Vor dem Hintergrund der aktuellen Anstrengungen der EU, die Diversifizierung der Rohstoffquellen voranzutreiben, unterstützt die Rohstoffliste 2023 dabei, mögliche Risiken, Diversifizierungsbedarfe, aber auch Stärken der EU zu erkennen. Obgleich einige ermutigende Schlussfolgerungen gezogen werden können, haben laut der DERA-Studie in den vergangenen Jahren die Risiken zugenommen.
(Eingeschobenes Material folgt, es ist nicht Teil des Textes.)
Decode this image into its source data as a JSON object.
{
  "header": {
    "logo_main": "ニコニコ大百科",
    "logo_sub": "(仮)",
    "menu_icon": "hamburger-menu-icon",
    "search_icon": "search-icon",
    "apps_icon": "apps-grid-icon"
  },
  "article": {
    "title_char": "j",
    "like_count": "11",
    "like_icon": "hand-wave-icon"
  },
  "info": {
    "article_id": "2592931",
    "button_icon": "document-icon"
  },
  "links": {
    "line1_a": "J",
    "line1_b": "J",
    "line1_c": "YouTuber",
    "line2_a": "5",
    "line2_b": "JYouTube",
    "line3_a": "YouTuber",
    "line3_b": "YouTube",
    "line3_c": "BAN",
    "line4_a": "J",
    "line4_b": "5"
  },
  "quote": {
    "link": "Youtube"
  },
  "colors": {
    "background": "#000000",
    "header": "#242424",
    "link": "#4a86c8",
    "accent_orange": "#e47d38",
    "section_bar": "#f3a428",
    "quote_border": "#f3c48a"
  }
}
So wurden bei einer Vielzahl von Rohstoffen, Raffinade- und Handelsprodukten eine erhöhte Länderkonzentration und ein Anstieg risikobehafteter Abhängigkeiten gemessen. Dabei kann vor allem die dominante Rolle Chinas zu Risiken führen. Zwar ist China häufig nicht das wichtigste Bergbauland, ist jedoch bei der Raffinade der Rohstoffe nahezu unumgänglich. Hinzukommt, dass die Produktion von Rohstoffen im Zuge der Coronapandemie in vielen Staaten abgenommen hat – mit gleichbleibenden oder gar steigenden Kapazitäten konnte China währenddessen seinen Anteil an der weltweiten Produktion weiter erhöhen. Besonders anschaulich ist das bei Aluminium nachzuvollziehen: Während die Produktionskapazität in Europa zwischen 2018 und 2023 um mehr als 30 Prozent einbrach, konnte China die eigene Produktion um mehr als 60 Prozent steigern.
Einen „Lichtblick“ gibt es laut DERA beim Recycling. Zwar sei die Datenlage bislang dürftig – noch würden nur wenige Stoffe recycelt. Bei bereits angewandten Recyclingprozessen sei aber eine überdurchschnittliche Beteiligung europäischer Unternehmen erkennbar – wenngleich China weiterhin dominiert.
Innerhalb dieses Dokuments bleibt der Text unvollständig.